Quotations list about sausages captions for Instagram citing Otto von Bismarck, Alvin Toffler and Otto von Bismarck sayings.
What are the best sausages quotes?
We've gathered this hand-picked list of quotes to show you what is sausages!
Whether a inspirational quote from your favorite celebrity Otto von Bismarck, Alvin Toffler or an motivational message about giving it your best from a successful business person, we can all benefit from a famous sausages quote.
Laws are like sausages, it is better not to see them being made. — Otto von Bismarck
Profits, like sausages... are esteemed most by those who know least about what goes into them. — Alvin Toffler
To retain respect for sausages and laws, one must not watch them in the making. — Otto von Bismarck
Never chain your dogs together with sausages. One must accustom one's self to be bored. — Lady Bloomfield
A highbrow is the kind of person who looks at a sausage and thinks of Picasso. — Auberon Herbert
A mighty good sausage stuffer was spoiled when the man became a poet. — Eugene Field
No atomic physicist has to worry, people will always want to kill other people on a mass scale. Sure, he's got the fridge full of sausages and spring water. — William S. Burroughs
I used to help my granddaddy make sausage. He would mix it up in a cleaned-out washtub with his hands, no gloves. Man, if we did anything like that today, they would jack the jail up and throw us under it. — Jimmy Dean
It was actually quite easy to work with Uggie, because he's a really well trained dog. Very talented. I just had to follow him a little bit, improvise a little bit. Sometimes he'd follow me. Especially because of the sausages I had in my pocket.
Our company sells about five to six million pounds of sausage a year.
We sell it retail and to restaurants. We've got all kinds of products.
My first outdoor cooking memories are full of erratic British summers, Dad swearing at a barbecue that he couldn't put together, and eventually eating charred sausages, feeling brilliant.
That's called a microphone. It's a big sausage that picks up everything you say - and you're starting early.
Litigation: A machine which you go into as a pig and come out of as a sausage.
A high-brow is someone who looks at a sausage and thinks of Picasso.
Lawsuit: A machine which you go into as a pig and come out of as a sausage.
I do adore food. If I have any vice it's eating. If I was told I could only eat one food for the rest of my life, I could put up with sausage and mash forever.
For as long as I can remember, my father saved.
He saves money, he saves disfigured sticks that resemble disfigured celebrities, and most of all, he saves food. Cherry tomatoes, sausage biscuits, the olives plucked from other people's martinis --he hides these things in strange places until they are rotten. And then he eats them.
Yes, we praise women over 40 for a multitude of reasons.
Unfortunately, it's not reciprocal. For every stunning, smart, well-coiffed, hot woman over 40, there is a bald, paunchy relic in yellow pants making a fool of himself with some 22-year old waitress. Ladies, I apologize.

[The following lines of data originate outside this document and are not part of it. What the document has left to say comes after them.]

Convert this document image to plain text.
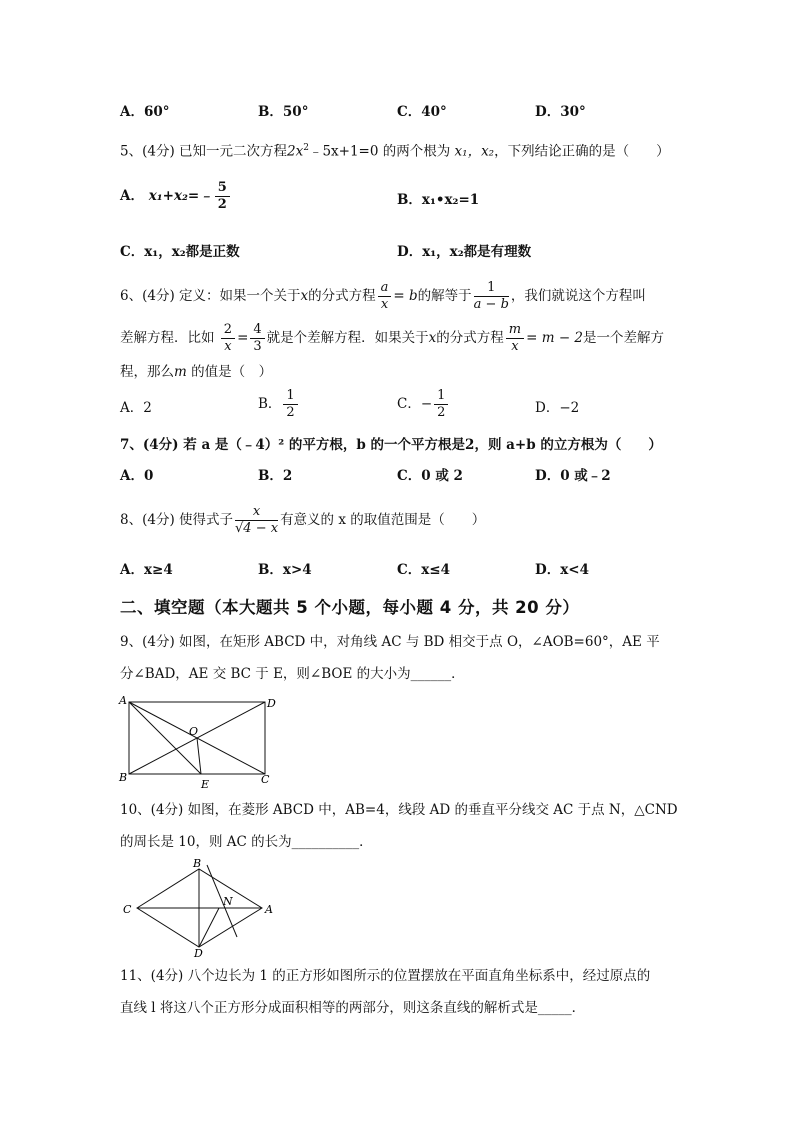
A．60°	B．50°	C．40°	D．30°
5、(4分) 已知一元二次方程$2x^2﹣5x+1=0$ 的两个根为 x₁，x₂，下列结论正确的是（　　）
A． x₁+x₂=﹣ $\frac{5}{2}$	B．x₁•x₂=1
C．x₁，x₂都是正数	D．x₁，x₂都是有理数
6、(4分) 定义：如果一个关于x的分式方程 $\frac{a}{x} = b$的解等于 $\frac{1}{a - b}$ ，我们就说这个方程叫
差解方程．比如 $\frac{2}{x} = \frac{4}{3}$ 就是个差解方程．如果关于x的分式方程 $\frac{m}{x} = m - 2$是一个差解方
程，那么m 的值是（　）
A．2	B． $\frac{1}{2}$	C．− $\frac{1}{2}$	D．−2
7、(4分) 若 a 是（﹣4）² 的平方根，b 的一个平方根是2，则 a+b 的立方根为（　　）
A．0	B．2	C．0 或 2	D．0 或﹣2
8、(4分) 使得式子 $\frac{x}{√4 - x}$ 有意义的 x 的取值范围是（　　）
A．x≥4	B．x>4	C．x≤4	D．x<4
二、填空题（本大题共 5 个小题，每小题 4 分，共 20 分）
9、(4分) 如图，在矩形 ABCD 中，对角线 AC 与 BD 相交于点 O，∠AOB=60°，AE 平
分∠BAD，AE 交 BC 于 E，则∠BOE 的大小为______．
A	D
O
B
E	C
10、(4分) 如图，在菱形 ABCD 中，AB=4，线段 AD 的垂直平分线交 AC 于点 N，△CND
的周长是 10，则 AC 的长为__________．
B
N
C	A
D
11、(4分) 八个边长为 1 的正方形如图所示的位置摆放在平面直角坐标系中，经过原点的
直线 l 将这八个正方形分成面积相等的两部分，则这条直线的解析式是_____．
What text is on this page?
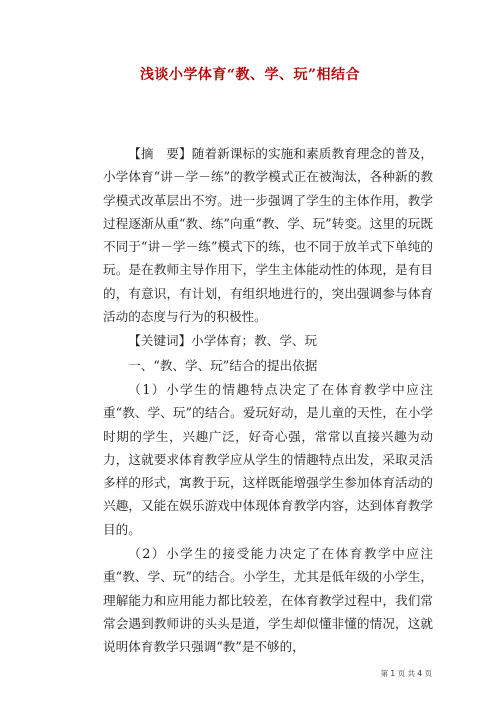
浅谈小学体育“教、学、玩”相结合

【摘　要】随着新课标的实施和素质教育理念的普及，小学体育“讲－学－练”的教学模式正在被淘汰，各种新的教学模式改革层出不穷。进一步强调了学生的主体作用，教学过程逐渐从重“教、练”向重“教、学、玩”转变。这里的玩既不同于“讲－学－练”模式下的练，也不同于放羊式下单纯的玩。是在教师主导作用下，学生主体能动性的体现，是有目的，有意识，有计划，有组织地进行的，突出强调参与体育活动的态度与行为的积极性。

【关键词】小学体育；教、学、玩

一、“教、学、玩”结合的提出依据

（1）小学生的情趣特点决定了在体育教学中应注重“教、学、玩”的结合。爱玩好动，是儿童的天性，在小学时期的学生，兴趣广泛，好奇心强，常常以直接兴趣为动力，这就要求体育教学应从学生的情趣特点出发，采取灵活多样的形式，寓教于玩，这样既能增强学生参加体育活动的兴趣，又能在娱乐游戏中体现体育教学内容，达到体育教学目的。

（2）小学生的接受能力决定了在体育教学中应注重“教、学、玩”的结合。小学生，尤其是低年级的小学生，理解能力和应用能力都比较差，在体育教学过程中，我们常常会遇到教师讲的头头是道，学生却似懂非懂的情况，这就说明体育教学只强调“教”是不够的，

第 1 页 共 4 页
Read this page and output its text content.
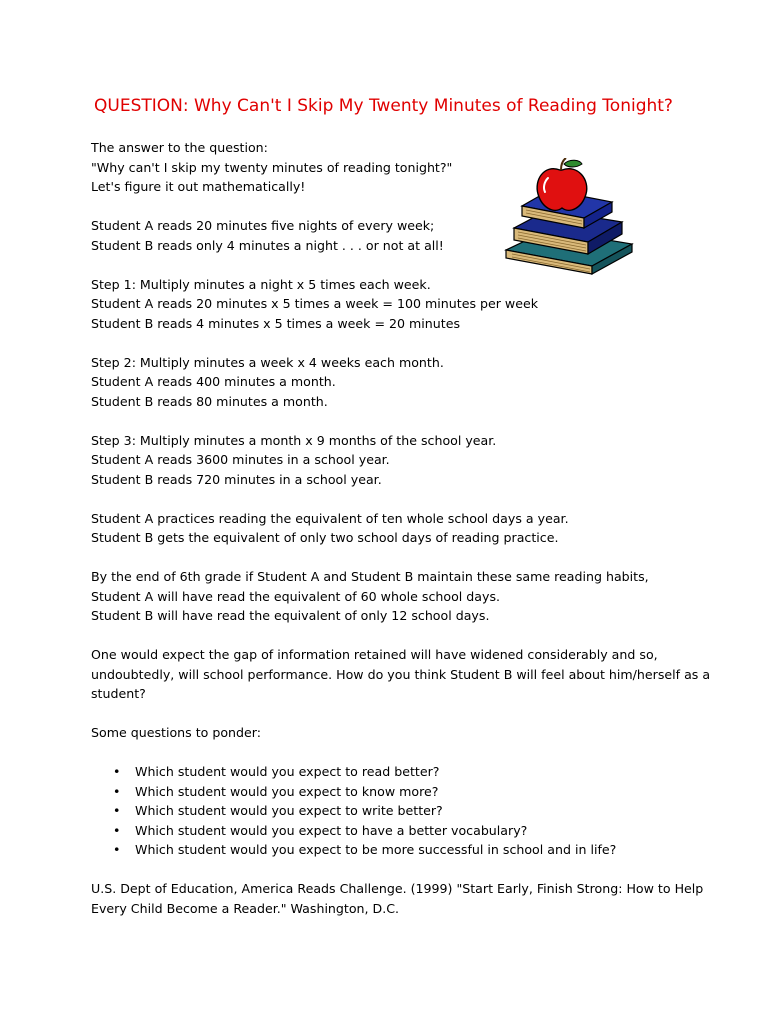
QUESTION: Why Can't I Skip My Twenty Minutes of Reading Tonight?
The answer to the question:
"Why can't I skip my twenty minutes of reading tonight?"
Let's figure it out mathematically!
Student A reads 20 minutes five nights of every week;
Student B reads only 4 minutes a night . . . or not at all!
Step 1: Multiply minutes a night x 5 times each week.
Student A reads 20 minutes x 5 times a week = 100 minutes per week
Student B reads 4 minutes x 5 times a week = 20 minutes
Step 2: Multiply minutes a week x 4 weeks each month.
Student A reads 400 minutes a month.
Student B reads 80 minutes a month.
Step 3: Multiply minutes a month x 9 months of the school year.
Student A reads 3600 minutes in a school year.
Student B reads 720 minutes in a school year.
Student A practices reading the equivalent of ten whole school days a year.
Student B gets the equivalent of only two school days of reading practice.
By the end of 6th grade if Student A and Student B maintain these same reading habits,
Student A will have read the equivalent of 60 whole school days.
Student B will have read the equivalent of only 12 school days.
One would expect the gap of information retained will have widened considerably and so, undoubtedly, will school performance. How do you think Student B will feel about him/herself as a student?
Some questions to ponder:
• Which student would you expect to read better?
• Which student would you expect to know more?
• Which student would you expect to write better?
• Which student would you expect to have a better vocabulary?
• Which student would you expect to be more successful in school and in life?
U.S. Dept of Education, America Reads Challenge. (1999) "Start Early, Finish Strong: How to Help Every Child Become a Reader." Washington, D.C.
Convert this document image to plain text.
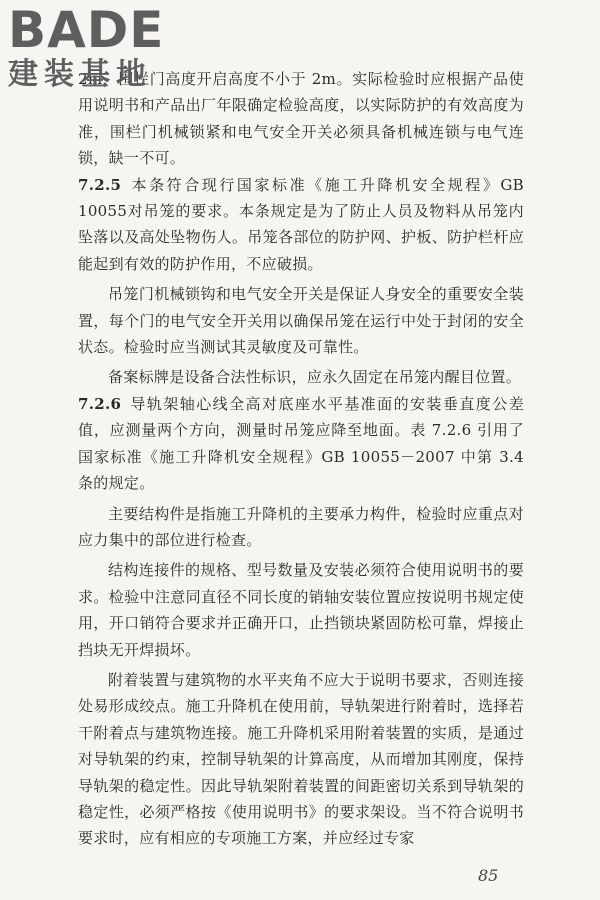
BADE
建装基地

2m，围栏门高度开启高度不小于 2m。实际检验时应根据产品使用说明书和产品出厂年限确定检验高度，以实际防护的有效高度为准，围栏门机械锁紧和电气安全开关必须具备机械连锁与电气连锁，缺一不可。

7.2.5 本条符合现行国家标准《施工升降机安全规程》GB 10055对吊笼的要求。本条规定是为了防止人员及物料从吊笼内坠落以及高处坠物伤人。吊笼各部位的防护网、护板、防护栏杆应能起到有效的防护作用，不应破损。

吊笼门机械锁钩和电气安全开关是保证人身安全的重要安全装置，每个门的电气安全开关用以确保吊笼在运行中处于封闭的安全状态。检验时应当测试其灵敏度及可靠性。

备案标牌是设备合法性标识，应永久固定在吊笼内醒目位置。

7.2.6 导轨架轴心线全高对底座水平基准面的安装垂直度公差值，应测量两个方向，测量时吊笼应降至地面。表 7.2.6 引用了国家标准《施工升降机安全规程》GB 10055－2007 中第 3.4 条的规定。

主要结构件是指施工升降机的主要承力构件，检验时应重点对应力集中的部位进行检查。

结构连接件的规格、型号数量及安装必须符合使用说明书的要求。检验中注意同直径不同长度的销轴安装位置应按说明书规定使用，开口销符合要求并正确开口，止挡锁块紧固防松可靠，焊接止挡块无开焊损坏。

附着装置与建筑物的水平夹角不应大于说明书要求，否则连接处易形成绞点。施工升降机在使用前，导轨架进行附着时，选择若干附着点与建筑物连接。施工升降机采用附着装置的实质，是通过对导轨架的约束，控制导轨架的计算高度，从而增加其刚度，保持导轨架的稳定性。因此导轨架附着装置的间距密切关系到导轨架的稳定性，必须严格按《使用说明书》的要求架设。当不符合说明书要求时，应有相应的专项施工方案，并应经过专家

85
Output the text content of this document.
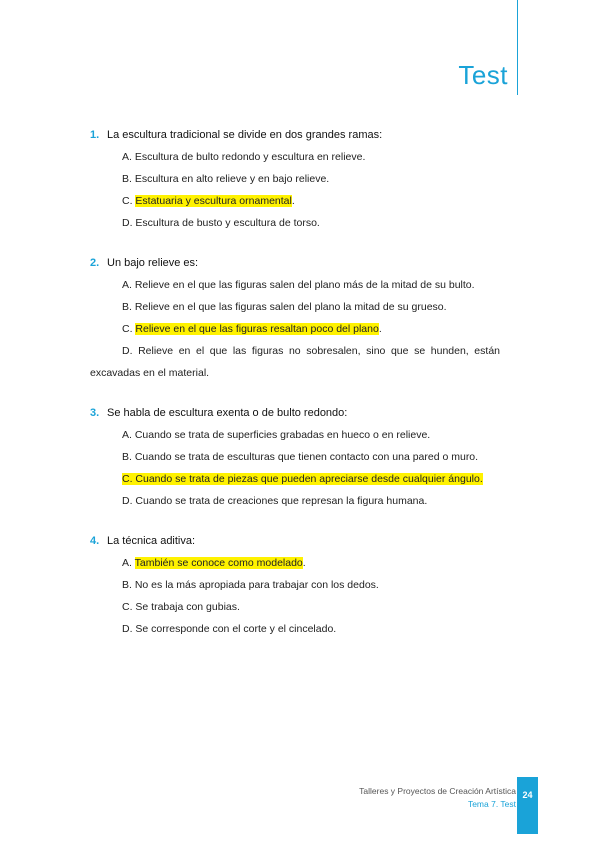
Test
1. La escultura tradicional se divide en dos grandes ramas:
A. Escultura de bulto redondo y escultura en relieve.
B. Escultura en alto relieve y en bajo relieve.
C. Estatuaria y escultura ornamental.
D. Escultura de busto y escultura de torso.
2. Un bajo relieve es:
A. Relieve en el que las figuras salen del plano más de la mitad de su bulto.
B. Relieve en el que las figuras salen del plano la mitad de su grueso.
C. Relieve en el que las figuras resaltan poco del plano.
D. Relieve en el que las figuras no sobresalen, sino que se hunden, están
excavadas en el material.
3. Se habla de escultura exenta o de bulto redondo:
A. Cuando se trata de superficies grabadas en hueco o en relieve.
B. Cuando se trata de esculturas que tienen contacto con una pared o muro.
C. Cuando se trata de piezas que pueden apreciarse desde cualquier ángulo.
D. Cuando se trata de creaciones que represan la figura humana.
4. La técnica aditiva:
A. También se conoce como modelado.
B. No es la más apropiada para trabajar con los dedos.
C. Se trabaja con gubias.
D. Se corresponde con el corte y el cincelado.
Talleres y Proyectos de Creación Artística
Tema 7. Test
24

For all those men who say, Why buy the cow when you can get the milk for free?, here's an update for you. Nowadays 80%of women are against marriage. Why? Because women realize it's not worth buying an entire pig just to get a little sausage!
Sausage is a great deal like life. You get out of it about what you put into it.
I didn't like my mouth because I always felt like it was a sausage for a bottom lip, and I have an overbite, so I can't exactly close my mouth. It's really, really hard! But now I like it because it's kind of sultry, and it's my mouth. I should say I don't consider my bottom lip a sausage lip now - I like it, but I guess I grew into it. I definitely saved a couple hundred bucks instead of getting fillers.
In Germany, people are saying, "George W.
Bush is an asshole. Osama Bin Laden is an asshole." But then I make jokes about Auschwitz, and how the Germans are lederhosen-wearing sausage freaks - and they hate me for this! And I'm like, "You all are sitting there because you want to relax and have a nice evening, and now you're pissed because I put also a mirror in front of you."